Looking at the MultiQC report, our reads don’t look that fantastic at this point, so we should probably do something about that.
We can use a publicly available tool called Cutadapt:
- to trim off the primers
- to trim and filter low-quality reads
- to remove very short reads and reads containing unknown bases (i.e., ‘N’)
Cutadapt however requires us to specify the forward and reverse primers, as well as their reverse complements. The forward and reverse primers we can find in the paper: GTGCCAGCMGCCGCGGTAA
and GGACTACHVHHHTWTCTAAT
, the reverse complements of these are TTACCGCGGCKGCTGGCAC
and ATTAGAWADDDBDGTAGTCC
respectively.
Objective 4
Write a process that executes Cutadapt to filter and trim the reads.Hint
In bash, the code for this would look something like this:
cutadapt -a ^FW_PRIMER...REVERSECOMP_RV_PRIMER \\
-A ^RV_PRIMER...REVERSECOMP_FW_PRIMER \\
--quality-cutoff 28 \\
--max-n 0 \\
--minimum-length 30 \\
--output SAMPLE_R1_TRIMMED.FASTQ --paired-output SAMPLE_R2_TRIMMED.FASTQ \\
SAMPLE_R1.FASTQ SAMPLE_R2.FASTQ
As hopefully Cutadapt has done its job, we’d now like to take another look at the quality report of the preprocessed reads to see if this has improved the stats.
Objective 5
Write a new workflow and include it in `main.nf`. The workflow needs to run FastQC and MultiQC on the FastQ files. Use this workflow to run quality control on the reads before and after trimming.Hint
Combine the FastQC and MultiQC processes into a named workflow. Use aliases to import the workflow without issues.

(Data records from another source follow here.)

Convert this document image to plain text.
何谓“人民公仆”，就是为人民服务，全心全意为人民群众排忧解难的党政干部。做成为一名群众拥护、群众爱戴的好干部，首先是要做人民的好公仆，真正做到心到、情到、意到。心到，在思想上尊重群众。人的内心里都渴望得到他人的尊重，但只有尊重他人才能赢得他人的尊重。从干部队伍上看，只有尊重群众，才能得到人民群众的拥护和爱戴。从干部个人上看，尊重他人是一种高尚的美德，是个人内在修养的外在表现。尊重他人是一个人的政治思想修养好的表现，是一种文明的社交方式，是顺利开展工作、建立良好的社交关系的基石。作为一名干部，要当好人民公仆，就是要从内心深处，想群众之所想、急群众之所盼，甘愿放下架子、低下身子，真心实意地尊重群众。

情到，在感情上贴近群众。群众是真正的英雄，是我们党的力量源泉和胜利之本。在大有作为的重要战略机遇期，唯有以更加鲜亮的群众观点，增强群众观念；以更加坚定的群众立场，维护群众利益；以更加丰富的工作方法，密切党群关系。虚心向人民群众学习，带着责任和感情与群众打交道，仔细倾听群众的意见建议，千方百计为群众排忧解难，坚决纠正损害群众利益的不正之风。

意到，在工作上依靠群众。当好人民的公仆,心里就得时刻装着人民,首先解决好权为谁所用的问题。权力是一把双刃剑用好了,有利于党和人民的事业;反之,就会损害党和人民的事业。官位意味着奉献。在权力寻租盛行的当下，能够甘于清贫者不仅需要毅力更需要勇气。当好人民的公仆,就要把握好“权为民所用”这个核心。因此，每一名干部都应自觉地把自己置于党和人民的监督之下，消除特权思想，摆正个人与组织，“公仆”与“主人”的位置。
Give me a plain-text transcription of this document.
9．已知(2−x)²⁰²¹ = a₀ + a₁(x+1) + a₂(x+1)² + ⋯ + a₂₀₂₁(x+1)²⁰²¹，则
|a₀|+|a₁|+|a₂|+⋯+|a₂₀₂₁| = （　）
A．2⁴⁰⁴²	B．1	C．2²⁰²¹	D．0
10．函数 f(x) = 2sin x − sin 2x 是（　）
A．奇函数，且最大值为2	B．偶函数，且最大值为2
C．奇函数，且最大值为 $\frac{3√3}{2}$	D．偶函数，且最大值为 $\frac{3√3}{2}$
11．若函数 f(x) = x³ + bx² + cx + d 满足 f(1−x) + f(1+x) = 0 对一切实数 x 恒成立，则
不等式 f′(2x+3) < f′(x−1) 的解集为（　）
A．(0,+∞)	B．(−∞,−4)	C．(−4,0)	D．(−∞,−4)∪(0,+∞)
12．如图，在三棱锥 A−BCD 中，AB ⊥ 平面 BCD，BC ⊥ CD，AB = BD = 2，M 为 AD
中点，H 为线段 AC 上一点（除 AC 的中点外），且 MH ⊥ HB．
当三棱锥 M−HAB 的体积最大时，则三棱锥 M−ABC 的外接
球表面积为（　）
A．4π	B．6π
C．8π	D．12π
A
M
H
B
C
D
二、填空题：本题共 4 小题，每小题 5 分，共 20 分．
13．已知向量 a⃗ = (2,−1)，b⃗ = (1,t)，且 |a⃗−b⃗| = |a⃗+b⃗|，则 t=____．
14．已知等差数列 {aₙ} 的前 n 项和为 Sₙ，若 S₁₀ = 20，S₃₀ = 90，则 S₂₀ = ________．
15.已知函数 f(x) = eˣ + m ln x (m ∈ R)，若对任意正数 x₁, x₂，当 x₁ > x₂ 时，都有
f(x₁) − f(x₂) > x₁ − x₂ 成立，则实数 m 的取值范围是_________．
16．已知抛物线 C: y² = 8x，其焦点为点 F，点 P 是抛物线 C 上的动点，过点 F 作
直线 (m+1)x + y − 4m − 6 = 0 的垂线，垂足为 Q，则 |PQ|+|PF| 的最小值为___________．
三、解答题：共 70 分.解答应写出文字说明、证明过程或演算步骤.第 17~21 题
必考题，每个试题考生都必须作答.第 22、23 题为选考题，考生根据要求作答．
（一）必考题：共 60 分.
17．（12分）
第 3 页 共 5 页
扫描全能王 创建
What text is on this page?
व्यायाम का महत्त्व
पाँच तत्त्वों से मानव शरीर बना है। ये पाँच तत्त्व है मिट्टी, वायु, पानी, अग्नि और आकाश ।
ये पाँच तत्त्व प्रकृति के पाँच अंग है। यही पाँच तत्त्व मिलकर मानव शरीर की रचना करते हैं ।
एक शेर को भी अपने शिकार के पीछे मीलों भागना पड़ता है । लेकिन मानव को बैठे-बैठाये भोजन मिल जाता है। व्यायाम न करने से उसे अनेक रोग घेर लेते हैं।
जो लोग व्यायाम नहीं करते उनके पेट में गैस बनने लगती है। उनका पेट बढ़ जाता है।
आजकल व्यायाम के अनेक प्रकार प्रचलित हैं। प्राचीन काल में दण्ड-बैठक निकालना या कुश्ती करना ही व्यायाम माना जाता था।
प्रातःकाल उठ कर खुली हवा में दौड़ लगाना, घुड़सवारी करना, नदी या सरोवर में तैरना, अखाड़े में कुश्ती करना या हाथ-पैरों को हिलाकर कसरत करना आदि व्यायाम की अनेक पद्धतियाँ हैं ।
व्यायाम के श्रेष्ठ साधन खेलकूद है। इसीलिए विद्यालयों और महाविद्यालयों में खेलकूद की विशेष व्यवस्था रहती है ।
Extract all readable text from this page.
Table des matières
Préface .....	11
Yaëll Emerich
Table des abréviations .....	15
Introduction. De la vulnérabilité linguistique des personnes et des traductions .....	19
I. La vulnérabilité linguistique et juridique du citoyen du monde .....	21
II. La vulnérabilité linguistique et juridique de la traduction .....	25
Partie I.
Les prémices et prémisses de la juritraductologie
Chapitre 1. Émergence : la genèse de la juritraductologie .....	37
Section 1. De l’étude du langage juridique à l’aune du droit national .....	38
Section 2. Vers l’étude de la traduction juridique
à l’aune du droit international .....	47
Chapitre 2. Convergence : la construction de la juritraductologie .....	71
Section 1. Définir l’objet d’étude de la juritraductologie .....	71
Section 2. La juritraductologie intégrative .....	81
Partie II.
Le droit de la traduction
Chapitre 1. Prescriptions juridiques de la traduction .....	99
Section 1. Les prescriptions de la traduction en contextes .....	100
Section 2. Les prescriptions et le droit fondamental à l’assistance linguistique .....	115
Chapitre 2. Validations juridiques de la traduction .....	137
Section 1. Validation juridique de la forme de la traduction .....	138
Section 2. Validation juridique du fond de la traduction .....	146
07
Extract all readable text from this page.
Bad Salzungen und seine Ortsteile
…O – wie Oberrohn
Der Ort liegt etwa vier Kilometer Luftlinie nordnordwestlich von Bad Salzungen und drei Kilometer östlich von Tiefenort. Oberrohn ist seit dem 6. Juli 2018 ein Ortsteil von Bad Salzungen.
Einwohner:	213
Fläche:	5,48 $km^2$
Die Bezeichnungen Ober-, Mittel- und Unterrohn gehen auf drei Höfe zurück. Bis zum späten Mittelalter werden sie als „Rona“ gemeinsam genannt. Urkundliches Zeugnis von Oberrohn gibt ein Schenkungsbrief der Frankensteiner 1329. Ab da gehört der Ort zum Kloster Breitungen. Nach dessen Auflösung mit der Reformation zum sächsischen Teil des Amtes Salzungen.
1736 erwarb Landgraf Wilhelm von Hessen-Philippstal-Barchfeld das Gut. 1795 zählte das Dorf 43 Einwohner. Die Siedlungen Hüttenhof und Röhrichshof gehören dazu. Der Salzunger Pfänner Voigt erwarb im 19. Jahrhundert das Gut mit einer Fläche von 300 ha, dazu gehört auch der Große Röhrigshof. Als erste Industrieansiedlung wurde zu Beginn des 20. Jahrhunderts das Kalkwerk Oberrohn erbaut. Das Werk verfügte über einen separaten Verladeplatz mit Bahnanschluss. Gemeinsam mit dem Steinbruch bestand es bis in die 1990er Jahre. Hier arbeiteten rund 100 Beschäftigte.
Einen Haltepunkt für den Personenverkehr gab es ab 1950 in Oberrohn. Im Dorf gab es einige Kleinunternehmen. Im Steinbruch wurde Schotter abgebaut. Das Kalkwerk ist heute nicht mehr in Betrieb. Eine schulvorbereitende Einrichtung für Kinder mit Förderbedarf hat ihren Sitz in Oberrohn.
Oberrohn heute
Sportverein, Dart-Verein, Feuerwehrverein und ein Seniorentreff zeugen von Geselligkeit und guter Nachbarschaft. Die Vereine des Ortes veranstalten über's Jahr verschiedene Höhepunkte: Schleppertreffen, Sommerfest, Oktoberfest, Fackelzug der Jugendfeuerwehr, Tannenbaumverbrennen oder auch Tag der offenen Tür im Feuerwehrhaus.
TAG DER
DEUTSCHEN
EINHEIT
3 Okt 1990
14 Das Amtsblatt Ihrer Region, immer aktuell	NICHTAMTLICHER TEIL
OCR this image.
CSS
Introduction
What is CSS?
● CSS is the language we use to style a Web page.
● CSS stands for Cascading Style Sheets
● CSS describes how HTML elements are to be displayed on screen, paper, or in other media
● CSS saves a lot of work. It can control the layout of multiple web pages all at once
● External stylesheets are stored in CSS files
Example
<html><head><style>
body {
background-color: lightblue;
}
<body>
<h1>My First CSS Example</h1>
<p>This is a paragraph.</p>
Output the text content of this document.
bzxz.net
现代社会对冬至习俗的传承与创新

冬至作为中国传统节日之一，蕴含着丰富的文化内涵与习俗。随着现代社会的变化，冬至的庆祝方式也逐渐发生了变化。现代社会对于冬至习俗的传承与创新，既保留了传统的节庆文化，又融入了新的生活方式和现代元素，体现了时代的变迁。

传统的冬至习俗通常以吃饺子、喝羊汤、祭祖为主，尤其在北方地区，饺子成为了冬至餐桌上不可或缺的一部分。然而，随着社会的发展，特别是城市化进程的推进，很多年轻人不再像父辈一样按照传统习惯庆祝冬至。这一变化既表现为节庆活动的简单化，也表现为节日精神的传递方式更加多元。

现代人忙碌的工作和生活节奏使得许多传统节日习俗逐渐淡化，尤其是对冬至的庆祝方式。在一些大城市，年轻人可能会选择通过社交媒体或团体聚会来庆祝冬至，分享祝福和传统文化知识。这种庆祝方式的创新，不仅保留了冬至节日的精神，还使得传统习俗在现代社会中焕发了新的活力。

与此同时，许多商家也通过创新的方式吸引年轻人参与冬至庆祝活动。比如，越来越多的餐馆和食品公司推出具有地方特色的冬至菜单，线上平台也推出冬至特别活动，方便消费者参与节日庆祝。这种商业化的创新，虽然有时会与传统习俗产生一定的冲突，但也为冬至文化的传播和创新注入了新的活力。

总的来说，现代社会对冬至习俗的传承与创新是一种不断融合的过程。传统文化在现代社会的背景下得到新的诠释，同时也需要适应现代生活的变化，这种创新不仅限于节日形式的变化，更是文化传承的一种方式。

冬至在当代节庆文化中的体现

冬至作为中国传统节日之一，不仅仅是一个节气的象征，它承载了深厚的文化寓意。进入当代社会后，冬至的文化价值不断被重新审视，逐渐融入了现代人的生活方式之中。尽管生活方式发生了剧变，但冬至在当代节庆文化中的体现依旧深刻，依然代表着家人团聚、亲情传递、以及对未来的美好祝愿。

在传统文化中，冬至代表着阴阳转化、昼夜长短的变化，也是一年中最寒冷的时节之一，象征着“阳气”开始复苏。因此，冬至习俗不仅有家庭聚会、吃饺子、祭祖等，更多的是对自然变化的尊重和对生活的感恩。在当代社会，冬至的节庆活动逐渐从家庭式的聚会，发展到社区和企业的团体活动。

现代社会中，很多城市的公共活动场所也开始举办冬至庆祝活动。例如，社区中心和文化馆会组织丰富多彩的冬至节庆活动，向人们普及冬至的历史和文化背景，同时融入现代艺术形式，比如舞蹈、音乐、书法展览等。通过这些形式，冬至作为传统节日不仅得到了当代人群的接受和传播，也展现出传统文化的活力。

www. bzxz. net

To closely examine amplicon sequencing data and to extract the unique 16S sequence variants from these, there is an incredibly useful package in R called DADA2. You have been provided with a small R script (reads2counts.r
) which uses this package to count the abundance of each unique sequence in each sample. Based on these abundances, the script can compare samples to each other and can construct a distance tree (also known as a dendrogram):
The script takes the preprocessed forward & reverse reads (in no specific order) as input arguments on the command line.
Objective 6
Write and incorporate a process that executes this Rscript and outputs the `counts_matrix.csv` and `dendrogram.png` files.Hint
The container that you use should have the R-package ‘DADA2’ installed. The R script takes all fastq files as an argument.
You now have successfully written your own microbiomics pipeline!
To see if all this effort in automatisation was really worth it, you should run your pipeline on another dataset to see if it works as well.
Objective 7
Run your pipeline on the sequencing data in the `data2` directory.There are a few things left that you can implement in your pipeline so others can more easily work with it as well.
- Use directives to output data from different processes to separate directories.
- Make a cool header that displays every time you run your pipeline using the
log.info
command. - Add an onComplete printout to your pipeline that tells the user where they can find the output files.
- Speed up the slow processes in your pipeline by allocating more cpus and memory to them.
- Have nextflow create a report when you run the pipeline to see some cool stats.